Outros especialistas, no entanto, adotam uma postura um pouco mais cautelosa.

"Faria sentido diminuir a exposição ao risco, a menos que você acredite que pode enxergar claramente através da confusão", afirmou Steve Sosnick, estrategista-chefe da Interactive Brokers. Ele destacou que os investidores podem considerar reduzir a exposição em ações dos EUA em favor de empresas globais menos vulneráveis às oscilações comerciais americanas.

A Reação do Mercado de Criptomoedas

Dito isso, até certo ponto, os investidores já se acostumaram com a "capacidade do presidente para raiva e desejo de vingança", embora a escalada sirva como um lembrete desagradável, segundo ele.

Na perspectiva de ativos cruzados, Sosnick afirmou que o impacto poderia ser limitado, enquanto o otimismo dos investidores permitir que eles ignorem os impactos negativos de curto prazo. Contudo, a incerteza persistente poderá impactar o comércio global e o planejamento corporativo, tornando "incrivelmente difícil ver como a perspectiva de futuras sobretaxas pode ser considerada amigável ao mercado".

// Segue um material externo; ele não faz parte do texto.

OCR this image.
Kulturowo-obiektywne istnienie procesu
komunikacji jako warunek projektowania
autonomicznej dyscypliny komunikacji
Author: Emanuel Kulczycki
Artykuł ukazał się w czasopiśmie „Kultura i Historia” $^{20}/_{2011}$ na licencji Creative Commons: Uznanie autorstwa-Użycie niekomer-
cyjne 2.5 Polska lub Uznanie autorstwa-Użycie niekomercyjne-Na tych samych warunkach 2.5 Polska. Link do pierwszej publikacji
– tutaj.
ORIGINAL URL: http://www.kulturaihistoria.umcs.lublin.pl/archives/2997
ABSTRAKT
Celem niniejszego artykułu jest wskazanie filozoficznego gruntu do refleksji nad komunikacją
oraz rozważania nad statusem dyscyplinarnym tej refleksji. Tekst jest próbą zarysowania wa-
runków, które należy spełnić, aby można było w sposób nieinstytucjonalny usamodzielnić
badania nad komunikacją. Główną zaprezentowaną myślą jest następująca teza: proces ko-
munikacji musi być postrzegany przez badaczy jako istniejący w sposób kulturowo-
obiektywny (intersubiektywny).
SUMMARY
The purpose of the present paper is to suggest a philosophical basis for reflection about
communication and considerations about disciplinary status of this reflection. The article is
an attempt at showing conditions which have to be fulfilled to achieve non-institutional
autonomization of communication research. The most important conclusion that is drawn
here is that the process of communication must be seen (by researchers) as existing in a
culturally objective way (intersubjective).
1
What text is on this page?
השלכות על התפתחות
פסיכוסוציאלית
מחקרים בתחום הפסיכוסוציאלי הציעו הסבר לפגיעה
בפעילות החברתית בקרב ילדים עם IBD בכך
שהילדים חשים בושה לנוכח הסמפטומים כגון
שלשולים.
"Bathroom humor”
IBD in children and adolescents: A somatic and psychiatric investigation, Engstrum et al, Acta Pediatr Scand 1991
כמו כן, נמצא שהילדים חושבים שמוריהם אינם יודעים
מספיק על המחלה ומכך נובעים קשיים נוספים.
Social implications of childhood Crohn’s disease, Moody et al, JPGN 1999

As criptomoedas, por sua vez, reagiram de forma mais acentuada na segunda-feira. A queda do Bitcoin de mais de 5% reflete seu status como um "ativo de liquidez de alta beta", em vez de um refúgio seguro tradicional.

"Um movimento de 5% está bem dentro da sua faixa normal de volatilidade", afirmou Billy Leung, estrategista de investimentos da Global X Australia. Sem um choque regulatório, esses recuos são tipicamente impulsionados por flutuações de fluxo, e não por fundamentos, acrescentou.

O Bitcoin tem apresentado um declínio constante desde outubro passado, quando ultrapassou os 125 mil dólares, e a tendência de queda se estendeu até 2026. A maior criptomoeda do mundo já caiu 26% até o momento neste ano e perdeu mais de 47% desde o pico de outubro.

A avaliação base de Leung é que os mercados tratam as tarifas de 15% como "mais ruído do que um reajuste estrutural".

"Pode haver um pico inicial de volatilidade, mas a menos que isso evolua para uma escalada claramente duradoura e abrangente, é improvável que prejudique materialmente as expectativas de lucros ou crescimento global".